Making the invisible visible
After observing this ‘missing middle’ pattern repeat itself across our client base, we’ve come to believe that the true value of enterprise Experience Centers lies in the fact that designing them forces organizations to answer hard questions, including:
• How do all these pieces actually connect?
• What’s a logical sequence?
• What does every guest need to understand, regardless of role?
• How do these core ideas scale across different personas and journeys?
To architect a cohesive guest journey through an enterprise Experience Center, our team must reckon with the missing middle—working from the top down and the bottom up at the same time.
That requires maintaining an altitude where we can see the bigger picture, and how everything connects, while also immersing ourselves deeply enough in the subject matter to navigate nuanced story feedback from product teams and business unit leadership. It means pulling threads of connection across heavily matrixed organizations and following where they lead, even when they unravel long-held ways of understanding the business. It means taking on intricate communications challenges that resist easy answers, and then building frameworks that translate what emerges into digestible, intuitive, emotionally resonant guest experiences.

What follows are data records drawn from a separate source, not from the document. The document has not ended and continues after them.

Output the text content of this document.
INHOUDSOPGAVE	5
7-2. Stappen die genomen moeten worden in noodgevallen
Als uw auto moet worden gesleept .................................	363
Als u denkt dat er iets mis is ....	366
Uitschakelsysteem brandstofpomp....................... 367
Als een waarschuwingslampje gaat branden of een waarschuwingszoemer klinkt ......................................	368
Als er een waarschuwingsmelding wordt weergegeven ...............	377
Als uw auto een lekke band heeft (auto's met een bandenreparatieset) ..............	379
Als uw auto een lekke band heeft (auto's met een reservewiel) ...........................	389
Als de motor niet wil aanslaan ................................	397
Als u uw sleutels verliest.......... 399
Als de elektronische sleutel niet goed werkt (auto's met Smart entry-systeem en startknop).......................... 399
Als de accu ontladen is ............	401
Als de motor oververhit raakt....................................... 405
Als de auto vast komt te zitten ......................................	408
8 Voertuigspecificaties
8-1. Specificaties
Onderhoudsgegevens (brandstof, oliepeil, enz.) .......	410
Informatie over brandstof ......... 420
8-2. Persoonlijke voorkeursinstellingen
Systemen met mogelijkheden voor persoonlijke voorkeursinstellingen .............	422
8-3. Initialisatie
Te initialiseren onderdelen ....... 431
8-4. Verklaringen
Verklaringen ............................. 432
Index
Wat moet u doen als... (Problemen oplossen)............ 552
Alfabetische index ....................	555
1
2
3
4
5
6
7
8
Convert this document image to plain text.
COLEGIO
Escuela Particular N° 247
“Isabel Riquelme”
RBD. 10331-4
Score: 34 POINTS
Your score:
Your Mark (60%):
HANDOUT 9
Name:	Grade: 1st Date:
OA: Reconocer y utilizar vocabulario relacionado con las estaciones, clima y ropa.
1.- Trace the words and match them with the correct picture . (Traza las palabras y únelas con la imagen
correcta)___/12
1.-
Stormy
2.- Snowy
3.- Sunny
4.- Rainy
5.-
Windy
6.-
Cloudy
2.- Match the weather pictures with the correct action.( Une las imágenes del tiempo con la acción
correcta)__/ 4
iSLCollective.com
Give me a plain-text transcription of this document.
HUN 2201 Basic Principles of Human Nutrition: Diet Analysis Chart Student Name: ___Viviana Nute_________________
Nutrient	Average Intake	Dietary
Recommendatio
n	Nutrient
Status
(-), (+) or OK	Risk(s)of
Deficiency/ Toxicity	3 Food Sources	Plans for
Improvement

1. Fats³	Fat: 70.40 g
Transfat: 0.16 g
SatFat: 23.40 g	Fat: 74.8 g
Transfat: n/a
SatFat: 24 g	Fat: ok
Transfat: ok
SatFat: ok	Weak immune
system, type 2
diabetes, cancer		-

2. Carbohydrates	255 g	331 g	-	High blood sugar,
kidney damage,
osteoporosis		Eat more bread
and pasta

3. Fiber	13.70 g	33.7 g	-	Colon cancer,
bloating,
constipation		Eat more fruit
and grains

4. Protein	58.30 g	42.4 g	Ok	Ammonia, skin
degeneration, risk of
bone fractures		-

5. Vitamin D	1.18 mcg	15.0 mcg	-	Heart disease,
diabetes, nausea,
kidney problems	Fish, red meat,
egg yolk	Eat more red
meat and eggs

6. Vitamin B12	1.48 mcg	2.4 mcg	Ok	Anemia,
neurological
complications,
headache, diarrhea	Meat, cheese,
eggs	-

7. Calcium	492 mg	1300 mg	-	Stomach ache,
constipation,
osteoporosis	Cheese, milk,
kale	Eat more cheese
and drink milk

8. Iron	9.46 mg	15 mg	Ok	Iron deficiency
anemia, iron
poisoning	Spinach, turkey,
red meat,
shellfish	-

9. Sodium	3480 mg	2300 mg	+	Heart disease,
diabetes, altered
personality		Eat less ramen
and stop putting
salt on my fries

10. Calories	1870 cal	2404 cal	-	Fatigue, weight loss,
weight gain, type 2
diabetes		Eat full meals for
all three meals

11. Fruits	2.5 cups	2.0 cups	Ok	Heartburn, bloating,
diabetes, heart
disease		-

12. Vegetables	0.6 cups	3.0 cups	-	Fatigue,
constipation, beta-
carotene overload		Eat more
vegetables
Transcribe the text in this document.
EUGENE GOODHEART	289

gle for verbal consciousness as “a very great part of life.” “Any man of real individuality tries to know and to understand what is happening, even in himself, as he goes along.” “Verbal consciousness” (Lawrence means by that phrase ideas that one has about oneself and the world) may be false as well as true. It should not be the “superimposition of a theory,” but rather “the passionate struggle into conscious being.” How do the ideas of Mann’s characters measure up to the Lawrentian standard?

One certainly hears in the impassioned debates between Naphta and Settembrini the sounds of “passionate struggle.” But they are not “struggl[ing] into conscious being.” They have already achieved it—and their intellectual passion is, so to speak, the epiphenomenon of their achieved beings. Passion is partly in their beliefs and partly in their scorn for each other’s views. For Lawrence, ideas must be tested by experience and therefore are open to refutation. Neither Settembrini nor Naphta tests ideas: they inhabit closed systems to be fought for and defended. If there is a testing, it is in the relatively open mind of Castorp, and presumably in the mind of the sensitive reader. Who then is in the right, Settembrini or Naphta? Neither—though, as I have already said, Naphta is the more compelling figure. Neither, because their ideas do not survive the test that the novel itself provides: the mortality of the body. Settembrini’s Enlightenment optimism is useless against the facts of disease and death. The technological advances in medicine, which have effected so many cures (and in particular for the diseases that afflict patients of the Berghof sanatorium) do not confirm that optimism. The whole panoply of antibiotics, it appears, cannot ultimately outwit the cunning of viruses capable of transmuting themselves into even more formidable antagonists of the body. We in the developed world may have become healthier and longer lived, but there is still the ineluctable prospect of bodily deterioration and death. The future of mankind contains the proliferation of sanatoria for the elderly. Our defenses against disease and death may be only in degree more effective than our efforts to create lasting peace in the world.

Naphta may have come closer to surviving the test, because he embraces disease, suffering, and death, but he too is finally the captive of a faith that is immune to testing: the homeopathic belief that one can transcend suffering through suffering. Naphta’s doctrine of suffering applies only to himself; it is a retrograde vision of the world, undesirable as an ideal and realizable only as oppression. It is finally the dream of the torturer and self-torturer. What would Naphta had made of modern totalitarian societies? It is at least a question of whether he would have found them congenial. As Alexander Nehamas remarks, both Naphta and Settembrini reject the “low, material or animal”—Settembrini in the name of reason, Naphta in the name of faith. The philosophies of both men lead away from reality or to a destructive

Story as design methodology
The strategic vehicle we use to carry out this work is story. Not story as messaging (though we do that too), but story as the structure that makes an integrated value proposition visible to external audiences—whether a CEO, CIO, operations leader, or investor—and consistently repeatable by internal ones.
When successfully executed, the connected enterprise story will widen the opportunity aperture with your most strategic customers.
No matter how famous your brand is, most Experience Center guests will come in with a narrow view of what you do, even as they bring with them expectations of what they believe they know. Well-constructed Experience Center journeys transform relationships by broadening perspectives. They prompt serendipitous moments of discovery (“I didn’t know you did all of this!”) along a pathway of cumulative understanding, deepening trust, and expanding the possibilities for partnership.
And that’s when Experience Centers become what so many senior leaders wish them to be: not just impressive environments, but uniquely capable communication channels that help organizations clearly demonstrate enterprise value, at a time when clarity can be hard to come by.